Your body needs to take a rest after a race to allow it to recover from cellular damage.
Unlike muscle soreness, some effects of vigorous training and running a marathon are not that obvious. For this reason, you need to rest after a race, even if you do not feel sore.
Weakened Immune System
After a marathon, your immune system is compromised. This increases your risk of catching a cold or the flu. Overtraining could lead to a repressed immune system; skipping rest can interrupt your training and affect your long-term goals.
What to Do After a Marathon?
So what do you need to do to recover faster and more easily after a marathon? While rest is recommended, it's not a good idea to do nothing, either. Here are some suggestions on what you can do after you've crossed the finish line.
Immediately After the Marathon
The things you need to do after a race are just as vital as your training leading up to the marathon. Pre-marathon training is important in preparing your body for the race.
This will help your body recover quickly up to the first few hours after you reach the finish line. But before you celebrate, here are some things that you should do immediately after the marathon.
- Do not stop moving after you cross the finish line. Keeping your body in motion will help reduce any stiffness. If you just completed a full marathon, walking a mile is enough to lessen the stiffness. A walk back to your car will also do. This will keep your blood circulating properly and aid in repairing any damaged muscle tissues.
- Injury and tight muscles are likely to occur after a marathon. To prevent these, do some stretching. Focus on marathon stretches that put emphasis on your lower back and legs.
- Remove your sweaty clothes and change into something warm and dry. This will help your body temperature return to normal. Your sweaty clothes will make you feel cold, and you don’t want to waste any more of your energy trying to keep yourself warm.
- Drink lots of fluids. After the race, it is vital that you stay hydrated. Drink something that is rich in electrolytes, protein, and carbs. This rebuilds your muscles after a 26.2-mile marathon. It is also essential to refuel by eating a snack that will keep your energy levels up. Your body will need some carbohydrates for nutrition.
- Apply ice on painful areas. If you feel pain in any part of your body, ice them. Do this in 15-minute intervals for the entire day and the following day as required. This will prevent swelling and lessen the risk of getting injured.
- Take a rest once you get home. Allow your body to recuperate, recover, and rebuild. Within a week or two, you can return to running again, but gradually increase your distance. In addition, schedule a massage a week after a long race to avoid any strains.
The Rest of the Day
After completing a strenuous marathon, you may be tempted to lie down on the couch and eat your favorite chips.
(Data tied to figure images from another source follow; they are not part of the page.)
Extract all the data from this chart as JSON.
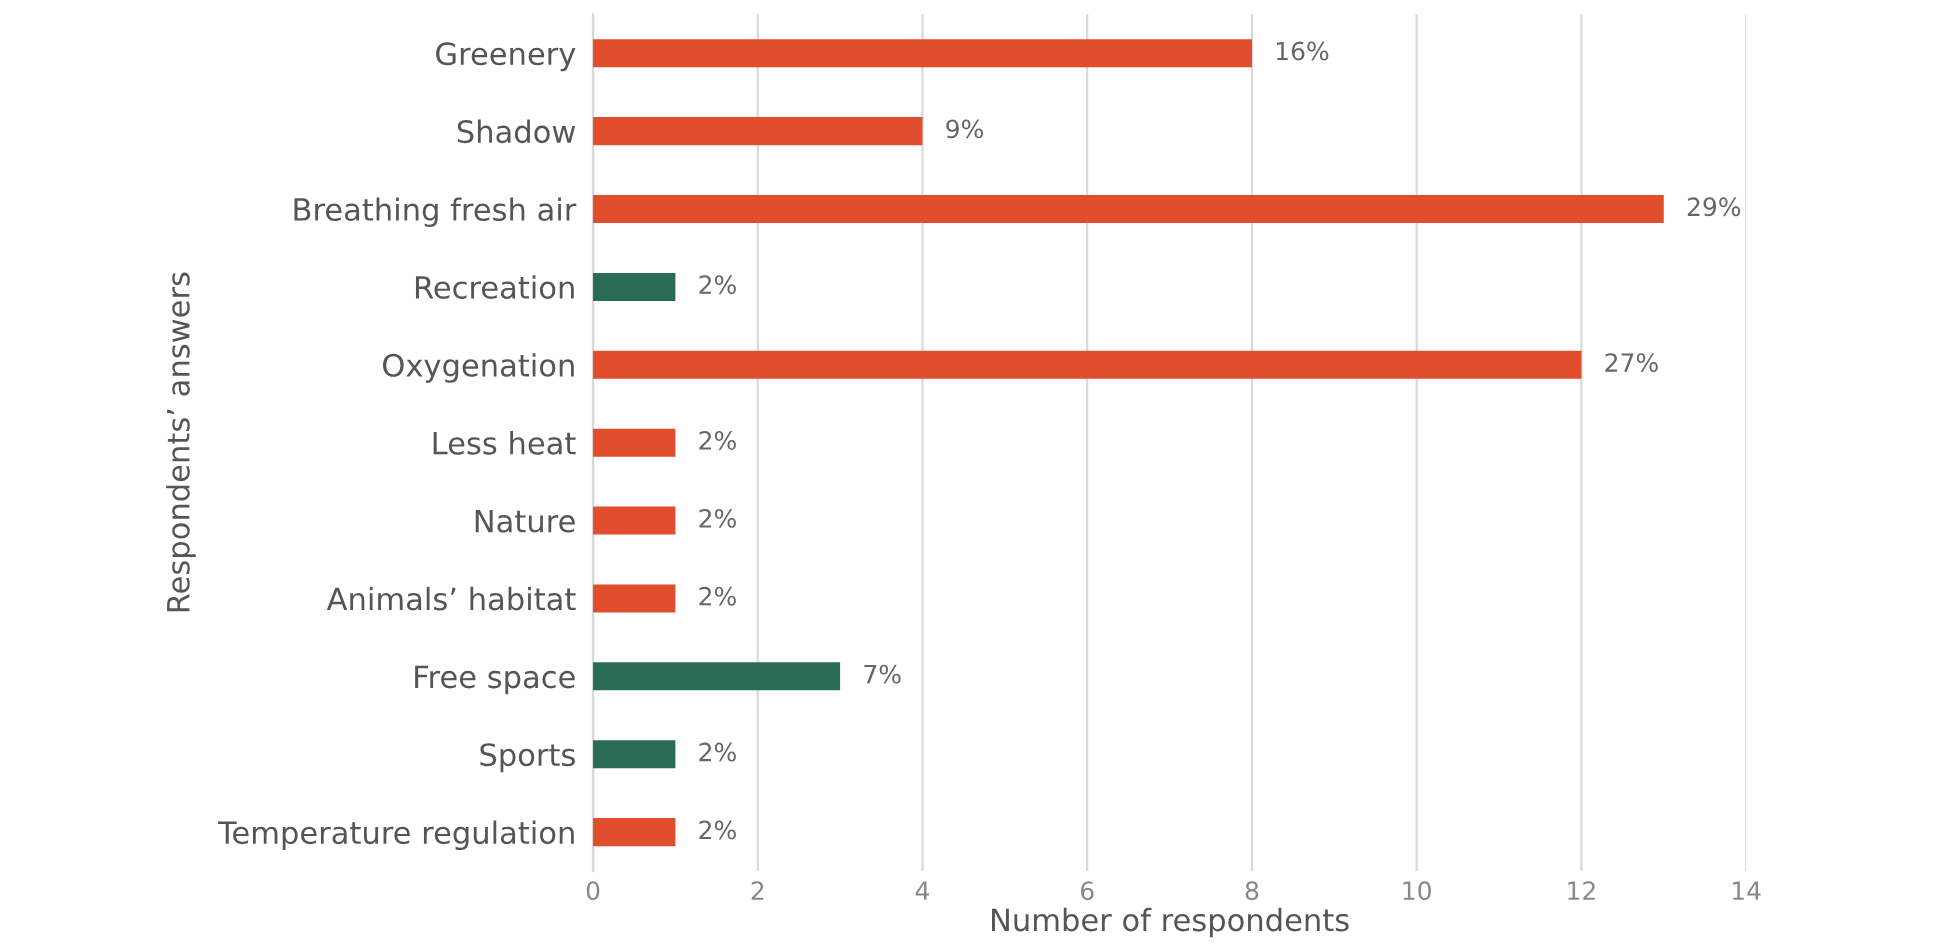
{
  "chart_data": {
    "type": "bar",
    "orientation": "horizontal",
    "xlabel": "Number of respondents",
    "ylabel": "Respondents’ answers",
    "categories": [
      "Greenery",
      "Shadow",
      "Breathing fresh air",
      "Recreation",
      "Oxygenation",
      "Less heat",
      "Nature",
      "Animals’ habitat",
      "Free space",
      "Sports",
      "Temperature regulation"
    ],
    "values": [
      8,
      4,
      13,
      1,
      12,
      1,
      1,
      1,
      3,
      1,
      1
    ],
    "colors": [
      "#e04e2e",
      "#e04e2e",
      "#e04e2e",
      "#2a6b55",
      "#e04e2e",
      "#e04e2e",
      "#e04e2e",
      "#e04e2e",
      "#2a6b55",
      "#2a6b55",
      "#e04e2e"
    ],
    "annotations": [
      {
        "text": "16%",
        "x": 8,
        "y": "Greenery"
      },
      {
        "text": "9%",
        "x": 4,
        "y": "Shadow"
      },
      {
        "text": "29%",
        "x": 13,
        "y": "Breathing fresh air"
      },
      {
        "text": "2%",
        "x": 1,
        "y": "Recreation"
      },
      {
        "text": "27%",
        "x": 12,
        "y": "Oxygenation"
      },
      {
        "text": "2%",
        "x": 1,
        "y": "Less heat"
      },
      {
        "text": "2%",
        "x": 1,
        "y": "Nature"
      },
      {
        "text": "2%",
        "x": 1,
        "y": "Animals’ habitat"
      },
      {
        "text": "7%",
        "x": 3,
        "y": "Free space"
      },
      {
        "text": "2%",
        "x": 1,
        "y": "Sports"
      },
      {
        "text": "2%",
        "x": 1,
        "y": "Temperature regulation"
      }
    ],
    "xlim": [
      0,
      14
    ],
    "xticks": [
      0,
      2,
      4,
      6,
      8,
      10,
      12,
      14
    ],
    "grid": "x",
    "legend": false
  }
}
However, this could delay your recovery.
Making good choices after a marathon will be of tremendous help to your recovery.
Not only do your choices affect how you feel when you get back to running, but also how you feel at home and at work the following week.
You might not be able to sleep properly the night after completing the race. This is a normal reaction and your regular sleeping habits will resume after a few days.
You can get a massage to help you sleep. A massage will soothe your nervous system and enable you to fall asleep more easily. In addition, the above tips on what to do after a marathon will help you recover more quickly.